Young people with prediabetes could potentially reverse their condition by making improvements to eight key daily habits and health markers. These are referred to as Life's Essential 8, a framework created by the American Heart Association to enhance cardiovascular wellbeing, though fresh research suggests it might also halt diabetes in its tracks.

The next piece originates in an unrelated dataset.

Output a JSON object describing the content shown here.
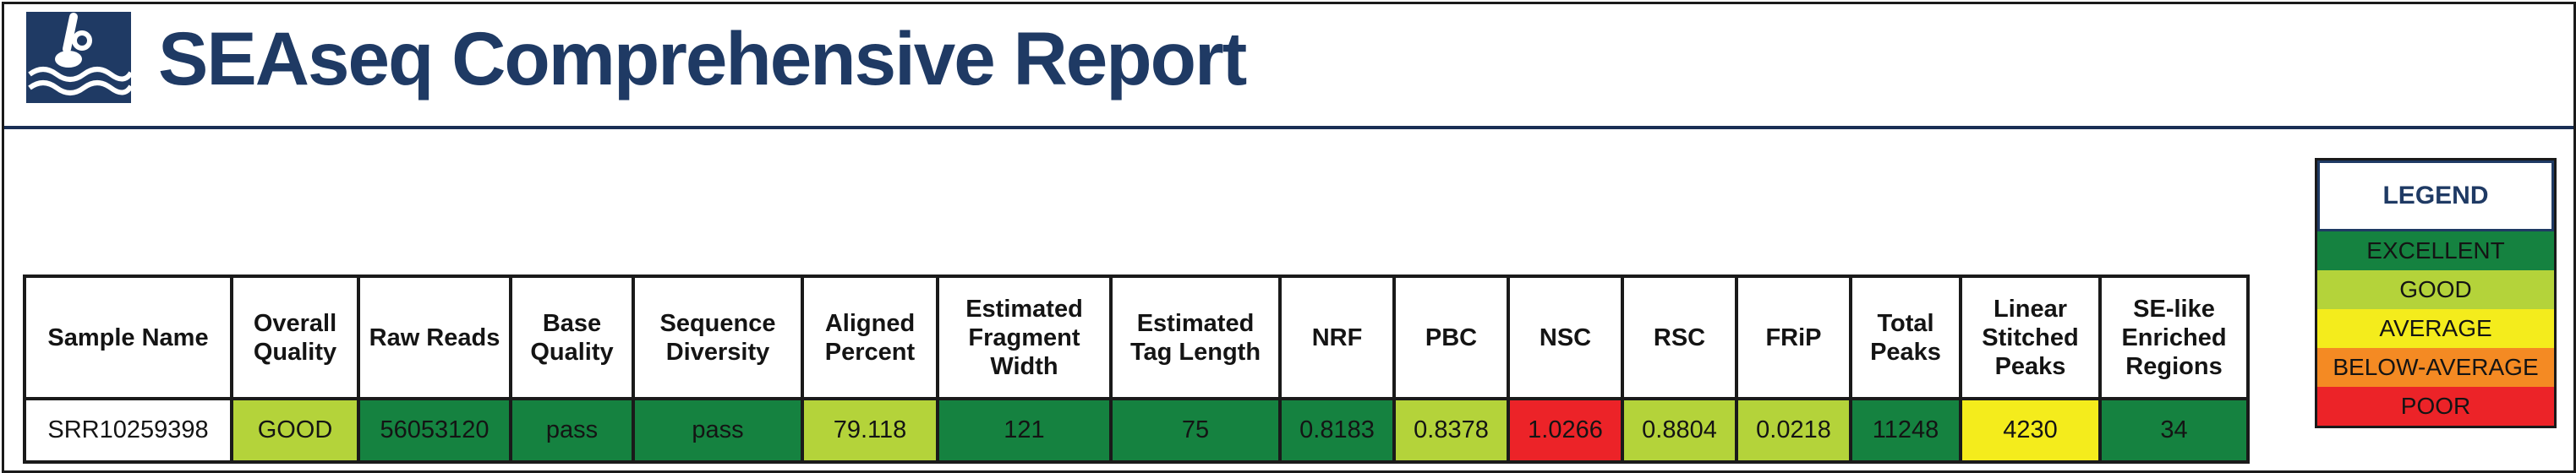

Featured in the journal Scientific Reports, scientists investigated how a person's LE8 score influenced diabetes development amongst younger people with prediabetes. Results showed that people with superior LE8 scores were more inclined to either maintain their prediabetic state or return to healthy blood sugar readings during this period. Participants with the highest LE8 scores slashed their chances of developing diabetes by 90% when compared to those with weak LE8 scores.
The research tracked information from more than 3,000 young people, including 974 who had prediabetes, across roughly 13 years.
Researchers determined that both progression and reversal of prediabetes can be shaped by the eight changeable lifestyle elements within the LE8 score, alongside the effect of heart health on diabetes pathways.
The scientists noted: "In conclusion, maintaining optimal cardiovascular health may prevent diabetes progression among young adults with (prediabetes)."
Prediabetes, a condition affecting over a third of adults worldwide and often a precursor to type 2 diabetes, doesn't necessarily mean you're destined for the disease. It can be reversed and even prevented in some instances.
Life's Essential 8 measures are:
- Diet
- Physical activity
- Nicotine exposure
- Sleep health
- Body mass index
- Blood lipids
- Blood glucose
- Blood pressure
Each measure is scored out of 100, with higher scores indicating a healthier lifestyle and better cardiovascular health. High LE8 scores have also been linked to a lower risk of mortality and other adverse health issues in the general population.
To achieve high scores in each category, it's recommended to eat healthy, well-balanced meals throughout the day, including a variety of foods and maintaining healthy portion sizes. It advises limiting sweetened drinks, alcohol, salty food, fatty foods, processed meats, butter, whole milk, full-fat yogurt, and cheese.
For an easy start, the American Heart Association recommends removing the skin from poultry before cooking and using plant-based oils like olive or avocado instead of things like coconut or palm oil.
To score highly on the physical activity front, you'll need to clock in 150 minutes of moderate aerobic activity such as dancing or gardening each week. Alternatively, you could opt for 75 minutes of vigorous aerobic activity like running.
Keeping a healthy BMI and maintaining good cholesterol, blood pressure and blood glucose readings can largely be achieved through improving your diet and exercise routine.
Kicking the tobacco habit, ensuring seven to nine hours of sleep per night and maintaining a healthy BMI are changes that can be easily integrated into one's daily life to boost their scores.